Il a fallu le retour du professeur Zafy, en 1993 au pouvoir pour que la langue d’enseignement redevienne française. C’est-à-dire plus facile à apprendre du fait de l’abondance des supports pédagogiques et didactiques mis à la portée aussi bien des formateurs que des élèves. Et surtout du fait de l’évolution du monde avec la mondialisation et tous ce qui s’y accompagnent comme technologie qui sont tous faits en langue notamment française et anglaise. Pendant que la langue “malgache” accuse un très grand retard.
Voilà que plus de quinze ans après, le régime dictatorial de Marc Ravalomanana cherche encore à sacrifier la jeunesse malgache avec ce dialecte que l’ensemble de la population ignore et dont les supports didactiques et pédagogiques nécessaires à l’émancipation des élèves manquent cruellement. Pire, les formateurs sont les premiers à ne pas maîtriser le système faute de formation sérieuse. Pis, l’exigence de la mondialisation, surtout le marché du travail sont absolument allergiques à la malgachisation car c’est un frein pour le développement des entreprises dont les fonctionnements sont conditionnés voire dictés par des normes internationales. Même au sein de l’administration publique, ce sont les « étrangers » qui sont appelés à former les fonctionnaires malgaches sur leurs missions et cela occulte absolument l’utilité de la langue malagasy.
Plus futile encore est l’idée selon laquelle la malgachisation est indispensable pour la fierté nationale. Une pitrerie qui ne fait plus rire personne. Car on ne peut pas parler de « fierté nationale » lorsqu’on survit grâce à la perfusion financière des bailleurs de fonds, ou lorsqu’on brade aux firmes multinationales le territoire national, ou lorsqu’on défie l’anglicisation, bref, lorsqu’on se nourrit dans la main des étrangers.
Ceci étant, ce n’est pas avec cette histoire de malgachisation que la dictature actuelle compte revigorer la soi-disant « fierté nationale » mais à travers une gouvernance sérieuse, et d’abord démocratique c’est-à-dire une gouvernance par et pour tous les malgaches, sans exclusion. La langue d’enseignement doit donc faire l’objet d’une concertation aussi large que possible car il s’agit d’abord d’une question « culturelle », et c’est la culture qui produit l’âme nationale. Il faut associer tout le monde, explorer et associer tous les dialectes et ne favoriser aucun au détriment des autres.
Fort heureusement, le franc parler de Guy Willy Razanamasy a fait explosé le furoncle puant de la malgachisation version Ravalomanana. Et de cette manière, il est légitime que le peuple malgache refuse d’adopter ce système suicidaire et infanticide.
Nous, Merina, devons une bonne fois pour toute comprendre que nous vivons dans une île et que par ce simple constat, nous sommes condamnés à vivre ensemble. En ce sens, nous devrions cesser une bonne fois pour tout de croire à ce fantasme rétrograde selon lequel nous sommes le nombril du monde.
Il a fallu la clairvoyance, surtout l’audace d’un notable Merina comme Razanamasy pour comprendre que la « merinisation » au même titre que la « bestimisarakisation » ou « le sakalavisation » etc… bref la « balkanisation » du pays est voué à l’échec. C’est donc peine perdue de s’aventurer dans ce sens là. C’est également en toute logique que l’entreprise du dictateur Marc Ravalomanana dans sa malgachisation échoue. Il est aussi tout à fait normal que cela soit les catholiques, donc les églises chrétiennes (qui prêchent l’amour de ses prochains) qui soient les premières à s’y opposer.

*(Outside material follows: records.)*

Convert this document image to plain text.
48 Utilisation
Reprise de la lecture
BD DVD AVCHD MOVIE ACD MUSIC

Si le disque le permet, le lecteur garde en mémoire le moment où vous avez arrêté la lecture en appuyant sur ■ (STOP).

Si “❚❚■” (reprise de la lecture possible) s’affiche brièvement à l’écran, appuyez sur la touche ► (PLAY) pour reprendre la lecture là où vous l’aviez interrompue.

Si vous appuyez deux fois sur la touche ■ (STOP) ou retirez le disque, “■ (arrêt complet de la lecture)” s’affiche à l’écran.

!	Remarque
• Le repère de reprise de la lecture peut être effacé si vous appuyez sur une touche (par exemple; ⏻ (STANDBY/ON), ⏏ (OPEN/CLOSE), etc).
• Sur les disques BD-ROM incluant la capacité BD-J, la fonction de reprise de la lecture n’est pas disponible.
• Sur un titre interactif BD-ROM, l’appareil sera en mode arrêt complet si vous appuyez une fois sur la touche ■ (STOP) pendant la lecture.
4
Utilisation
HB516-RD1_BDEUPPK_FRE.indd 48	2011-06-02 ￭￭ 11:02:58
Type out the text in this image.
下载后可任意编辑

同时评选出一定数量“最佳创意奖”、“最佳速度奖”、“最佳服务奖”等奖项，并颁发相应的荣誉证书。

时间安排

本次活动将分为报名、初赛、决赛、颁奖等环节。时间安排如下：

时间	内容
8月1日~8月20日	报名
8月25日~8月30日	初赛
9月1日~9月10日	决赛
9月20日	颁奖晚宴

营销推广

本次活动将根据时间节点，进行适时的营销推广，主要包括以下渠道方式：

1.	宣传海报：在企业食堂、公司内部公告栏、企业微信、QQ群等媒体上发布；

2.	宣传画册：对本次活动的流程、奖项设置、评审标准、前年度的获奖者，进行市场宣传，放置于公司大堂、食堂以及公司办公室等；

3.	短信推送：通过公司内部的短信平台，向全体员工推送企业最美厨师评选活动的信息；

A juste titre, donc, l’aveu de Guy Willy Razanamasy confirme ce que j’ai affirmé dans l’article par ailleurs, comme quoi la malgachisation de Ravalomanana n’est plus ni moins que du “génocide intellectuel” car il est prouvé que le dictateur, avec sa merinisation, vise une cible “ethnique” (les ethnies autre que le Merina) bien précise pour être extérminée avec méthode.